Questão de soberania

O porta-voz dos Negócios Estrangeiros norte-coreano lembrou que “recentemente e no espaço de uma semana (nos dias 26 de Abril e 3 de Maio), os Estados Unidos realizaram dois lançamentos de testes de mísseis balísticos intercontinentais, apesar de o Conselho de Segurança nunca os mencionar”.

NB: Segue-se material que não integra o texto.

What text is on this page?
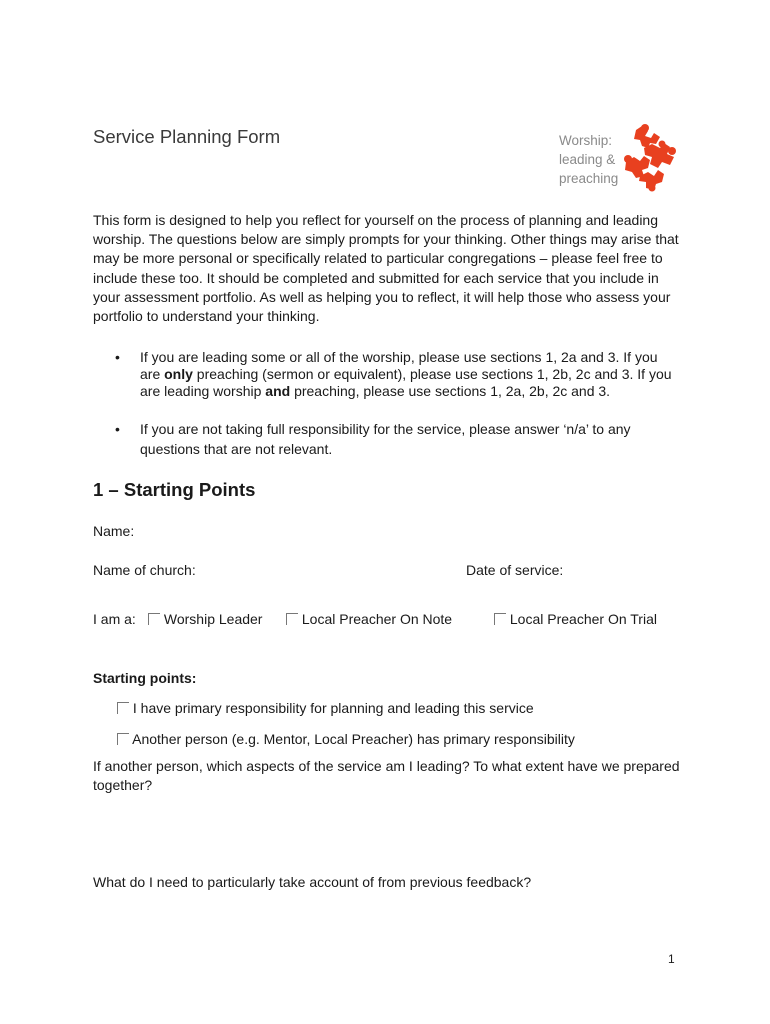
Service Planning Form	Worship:
leading &
preaching

This form is designed to help you reflect for yourself on the process of planning and leading worship. The questions below are simply prompts for your thinking. Other things may arise that may be more personal or specifically related to particular congregations – please feel free to include these too. It should be completed and submitted for each service that you include in your assessment portfolio. As well as helping you to reflect, it will help those who assess your portfolio to understand your thinking.

• If you are leading some or all of the worship, please use sections 1, 2a and 3. If you are only preaching (sermon or equivalent), please use sections 1, 2b, 2c and 3. If you are leading worship and preaching, please use sections 1, 2a, 2b, 2c and 3.
• If you are not taking full responsibility for the service, please answer ‘n/a’ to any questions that are not relevant.
1 – Starting Points
Name:
Name of church:	Date of service:
I am a:	Worship Leader	Local Preacher On Note	Local Preacher On Trial
Starting points:
I have primary responsibility for planning and leading this service
Another person (e.g. Mentor, Local Preacher) has primary responsibility
If another person, which aspects of the service am I leading? To what extent have we prepared together?
What do I need to particularly take account of from previous feedback?
1
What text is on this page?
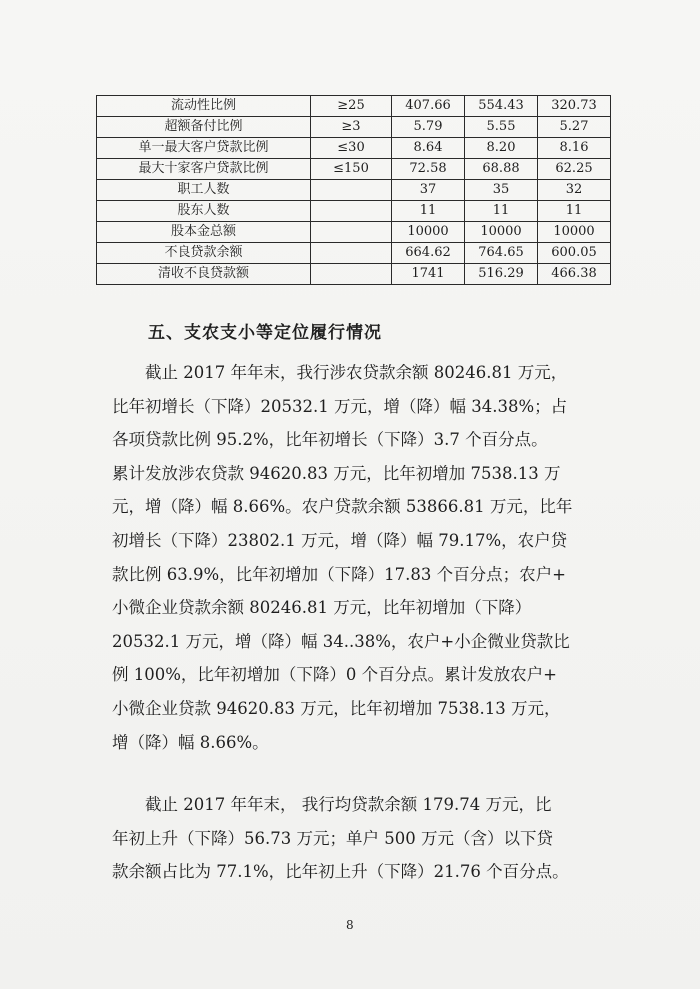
流动性比例	≥25	407.66	554.43	320.73
超额备付比例	≥3	5.79	5.55	5.27
单一最大客户贷款比例	≤30	8.64	8.20	8.16
最大十家客户贷款比例	≤150	72.58	68.88	62.25
职工人数		37	35	32
股东人数		11	11	11
股本金总额		10000	10000	10000
不良贷款余额		664.62	764.65	600.05
清收不良贷款额		1741	516.29	466.38
五、支农支小等定位履行情况
　　截止 2017 年年末，我行涉农贷款余额 80246.81 万元，
比年初增长（下降）20532.1 万元，增（降）幅 34.38%；占
各项贷款比例 95.2%，比年初增长（下降）3.7 个百分点。
累计发放涉农贷款 94620.83 万元，比年初增加 7538.13 万
元，增（降）幅 8.66%。农户贷款余额 53866.81 万元，比年
初增长（下降）23802.1 万元，增（降）幅 79.17%，农户贷
款比例 63.9%，比年初增加（下降）17.83 个百分点；农户+
小微企业贷款余额 80246.81 万元，比年初增加（下降）
20532.1 万元，增（降）幅 34..38%，农户+小企微业贷款比
例 100%，比年初增加（下降）0 个百分点。累计发放农户+
小微企业贷款 94620.83 万元，比年初增加 7538.13 万元，
增（降）幅 8.66%。
　　截止 2017 年年末， 我行均贷款余额 179.74 万元，比
年初上升（下降）56.73 万元；单户 500 万元（含）以下贷
款余额占比为 77.1%，比年初上升（下降）21.76 个百分点。
8
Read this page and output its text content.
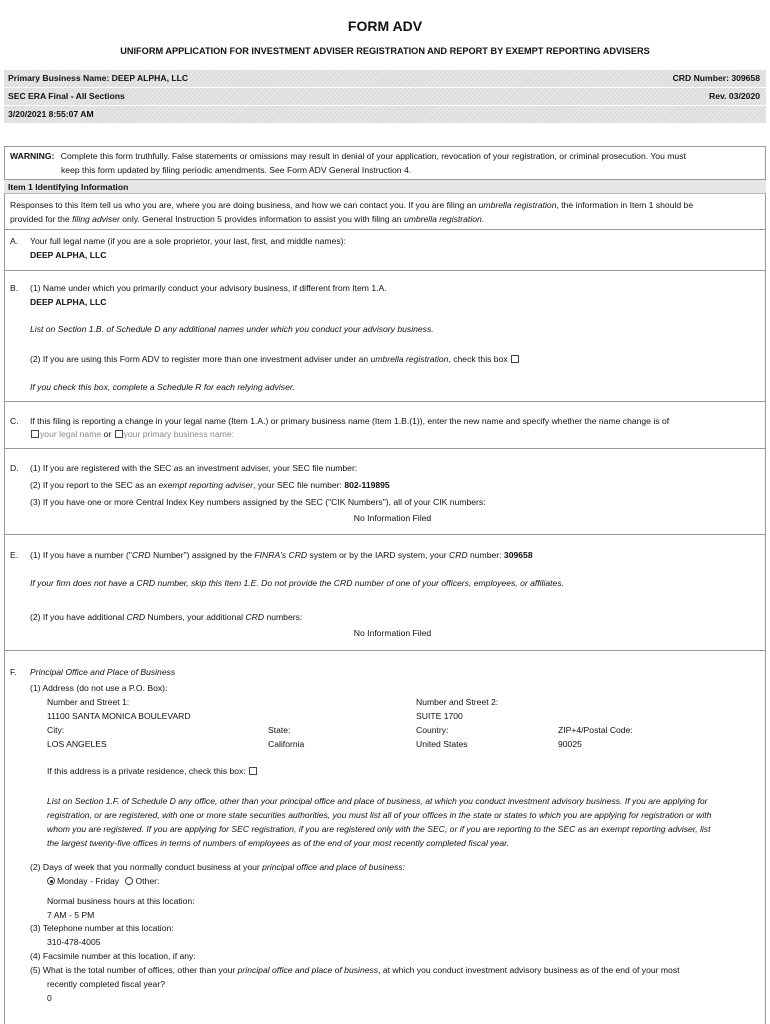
FORM ADV
UNIFORM APPLICATION FOR INVESTMENT ADVISER REGISTRATION AND REPORT BY EXEMPT REPORTING ADVISERS
Primary Business Name: DEEP ALPHA, LLC	CRD Number: 309658
SEC ERA Final - All Sections	Rev. 03/2020
3/20/2021 8:55:07 AM
WARNING: Complete this form truthfully. False statements or omissions may result in denial of your application, revocation of your registration, or criminal prosecution. You must
keep this form updated by filing periodic amendments. See Form ADV General Instruction 4.
Item 1 Identifying Information
Responses to this Item tell us who you are, where you are doing business, and how we can contact you. If you are filing an umbrella registration, the information in Item 1 should be
provided for the filing adviser only. General Instruction 5 provides information to assist you with filing an umbrella registration.
A. Your full legal name (if you are a sole proprietor, your last, first, and middle names):
DEEP ALPHA, LLC
B. (1) Name under which you primarily conduct your advisory business, if different from Item 1.A.
DEEP ALPHA, LLC
List on Section 1.B. of Schedule D any additional names under which you conduct your advisory business.
(2) If you are using this Form ADV to register more than one investment adviser under an umbrella registration, check this box
If you check this box, complete a Schedule R for each relying adviser.
C. If this filing is reporting a change in your legal name (Item 1.A.) or primary business name (Item 1.B.(1)), enter the new name and specify whether the name change is of
your legal name or your primary business name:
D. (1) If you are registered with the SEC as an investment adviser, your SEC file number:
(2) If you report to the SEC as an exempt reporting adviser, your SEC file number: 802-119895
(3) If you have one or more Central Index Key numbers assigned by the SEC ("CIK Numbers"), all of your CIK numbers:
No Information Filed
E. (1) If you have a number ("CRD Number") assigned by the FINRA's CRD system or by the IARD system, your CRD number: 309658
If your firm does not have a CRD number, skip this Item 1.E. Do not provide the CRD number of one of your officers, employees, or affiliates.
(2) If you have additional CRD Numbers, your additional CRD numbers:
No Information Filed
F. Principal Office and Place of Business
(1) Address (do not use a P.O. Box):
Number and Street 1:
11100 SANTA MONICA BOULEVARD
Number and Street 2:
SUITE 1700
City:
LOS ANGELES
State:
California
Country:
United States
ZIP+4/Postal Code:
90025
If this address is a private residence, check this box:
List on Section 1.F. of Schedule D any office, other than your principal office and place of business, at which you conduct investment advisory business. If you are applying for
registration, or are registered, with one or more state securities authorities, you must list all of your offices in the state or states to which you are applying for registration or with
whom you are registered. If you are applying for SEC registration, if you are registered only with the SEC, or if you are reporting to the SEC as an exempt reporting adviser, list
the largest twenty-five offices in terms of numbers of employees as of the end of your most recently completed fiscal year.
(2) Days of week that you normally conduct business at your principal office and place of business:
Monday - Friday Other:
Normal business hours at this location:
7 AM - 5 PM
(3) Telephone number at this location:
310-478-4005
(4) Facsimile number at this location, if any:
(5) What is the total number of offices, other than your principal office and place of business, at which you conduct investment advisory business as of the end of your most
recently completed fiscal year?
0
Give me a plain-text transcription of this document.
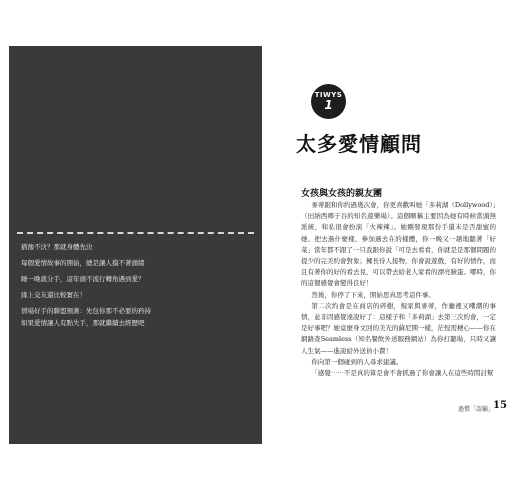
猶豫不決？那就身體先決
每個愛情故事的開始，總是讓人摸不著頭緒
睡一晚就分手，這年頭不流行轉角遇到愛？
緣上交友還比較實在！
情場好手的聯盟預測：先包你那不必要的矜持
如果愛情讓人有點失手，那就繼續去經歷吧
TIWYS
1
太多愛情顧問
女孩與女孩的親友團

麥蒂跟和你約過幾次會，你更喜歡叫她「多莉湖（Dollywood）」（田納西鄉子谷的知名遊樂場）。這個暱稱主要因為她有時候當頭無派統，和私很會扮演「火辣辣」。她剛發現那份手還未是否甜蜜的她、把去過什麼樣、參加過去在的樣體，你一晚又一趟地聽著「好菜」當年都不跟了一只我跟你說「可是去看看，你就是是那個問題的提少的完美約會對象；擁長待人接物，你會說遊戲，有好的情作，而且有著你的好的看去見，可以帶去給老人家看的漂亮臉蛋。哪時，你的這個感覺會變得良好！

然後，你停了下來，開始思真思考這件事。

第二次約會是在商店的碎樹，規家與麥蒂，作廳裡又嘲潮的事情，並非因感覺達說好了：這樣子和「多莉湖」去第三次約會，一定是好事吧？她竟麼身文回的美光的蘇尼開一樣，茫惶需梗心——你在網路查Seamless（知名餐飲外送服務網站）為你打聽場，只時又讓人生氣——進說給外送員小費！

你向第一個碰到的人尋求建議。

「感覺⋯⋯不是真的算是會不會抓過了你會讓人在這些時間討幫

過慣「認輸」
15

O porta-voz disse que a autodefesa é uma questão de soberania nacional em que organismos como a ONU não devem intervir e ameaçou novamente os Estados Unidos com uma resposta imediata a qualquer “provocação militar” de Washington.

“Os sistemas de armas mais aperfeiçoados do mundo não serão nunca propriedade exclusiva interna dos Estados Unidos, e certamente chegará o dia em que a RPDC [Coreia do Norte] use meios de represália correspondentes”, afirmou o porta-voz.

“Será então que os Estados Unidos vão ver por si mesmos se os mísseis balísticos da RPDC representam uma verdadeira ameaça ou não”, concluiu o texto.

O último lançamento norte-coreano aconteceu num momento de especial tensão na península, devido aos insistentes testes de armas do regime, que motivaram um agravamento da retórica da administração do Presidente norte-americano, Donald Trump, que insinuou a possibilidade de realizar ataques preventivos contra Pyongyang.

Seul admite possibilidade de confrontos

O novo Presidente sul coreano Moon Jae-In admitiu ontem a possibilidade de confrontos militares fronteiriços com a Coreia do Norte devido às tensões provocadas pelo programa nuclear de Pyongyang. “Vivemos uma realidade em que existe uma elevada possibilidade de confrontos militares”, disse o chefe de Estado referindo-se à fronteira marítima, disputada entre Pyongyang e Seul e à fronteira terrestre entre os dois países, altamente militarizada. Moon Jae-In falou da possibilidade de confrontos com a Coreia do Norte após uma visita ao Ministério da Defesa sul coreano.